“Sound of Metal”, de Darius Marder: o retrato de vida de um homem comum, dedicado à música, que perde a audição
Riz Ahmed é um belo actor que parecia condenado a uma carreira de papéis secundários, muitas vezes relegado para a categoria de “actor de personagem”, com raras passagens para o posto de protagonista em produções modestas como “Shifty” ou “Reluctant Fundamentalist”. Em “Sound of Metal”, que pode ser visto na Amazon Prime Video, Ahmed parece ter finalmente encontrado um papel e um filme condizentes com o seu talento.

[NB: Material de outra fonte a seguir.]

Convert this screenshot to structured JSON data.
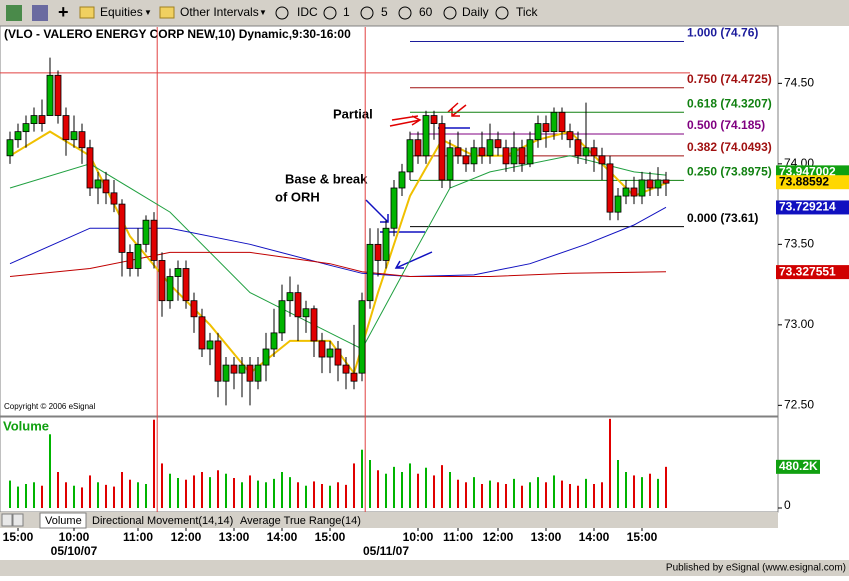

Esta é a primeira longa metragem de Darius Marder, que já havia escrito o argumento da tragédia dramática de autor que foi “The Place Beyond the Pines”. Em “Sound of Metal” já não existe esse entusiasmo por parte do realizador em fazer algo de grandioso. Este é um produto educado e norteado, preocupado em explorar de forma crua e sem grandes artifícios a transição de estilo de vida do homem comum que perde a audição. Curiosa a escolha da personagem principal ser um baterista de metal, com um visual inconformado e rebelde, que subitamente se vê perdido num novo mundo de ausência de som. Essa ausência sonora é transposta sem grandes amparos para o espectador, num trabalho técnico de audio notável que emoldura o argumento.
Riz Ahmed guia-nos desde a frustração até à aceitação, passando pela curiosidade, num processo interno visceral que prefere a subtileza ao espalhafato, com um trabalho que é reconhecido como meritório pela comunidade surda. No entanto, não é só da componente técnica e da performance do protagonista que vive “Sound of Metal”. Olivia Cooke, a namorada e vocalista do duo de músicos, tem uma energia magnética enquanto apoio moral, mas também enquanto personagem secundária desenvolvida por si só: uma rapariga rebelde de boas famílias que vê se forçada a repensar a sua vida, as suas prioridades e as suas relações familiares perante a ausência do seu parceiro de projecto, quer física, quer emocionalmente. Por outro lado temos um estóico Paul Raci, com uma interpretação humilde e realista, figura paternal de uma comunidade surda onde cada elemento procura encontrar-se.
O silêncio pode ser agonizante, na mesma medida em que pode ser pacífico. Raramente um filme com uma mensagem de inclusão se apresenta de forma tão limpa de moralismos e truques de algibeira dramática. Com um argumento impiedoso e realista, interpretações de método cruas e um design sonoro a fazer lembrar “Sully”, de Eastwood, não há grandes dúvidas de que “Sound of Metal” é um dos melhores filmes de 2020. Em ano de pandemia, este é um filme que merecia ser visto em sala, em silêncio, absorvendo o silêncio que o próprio filme nos entrega.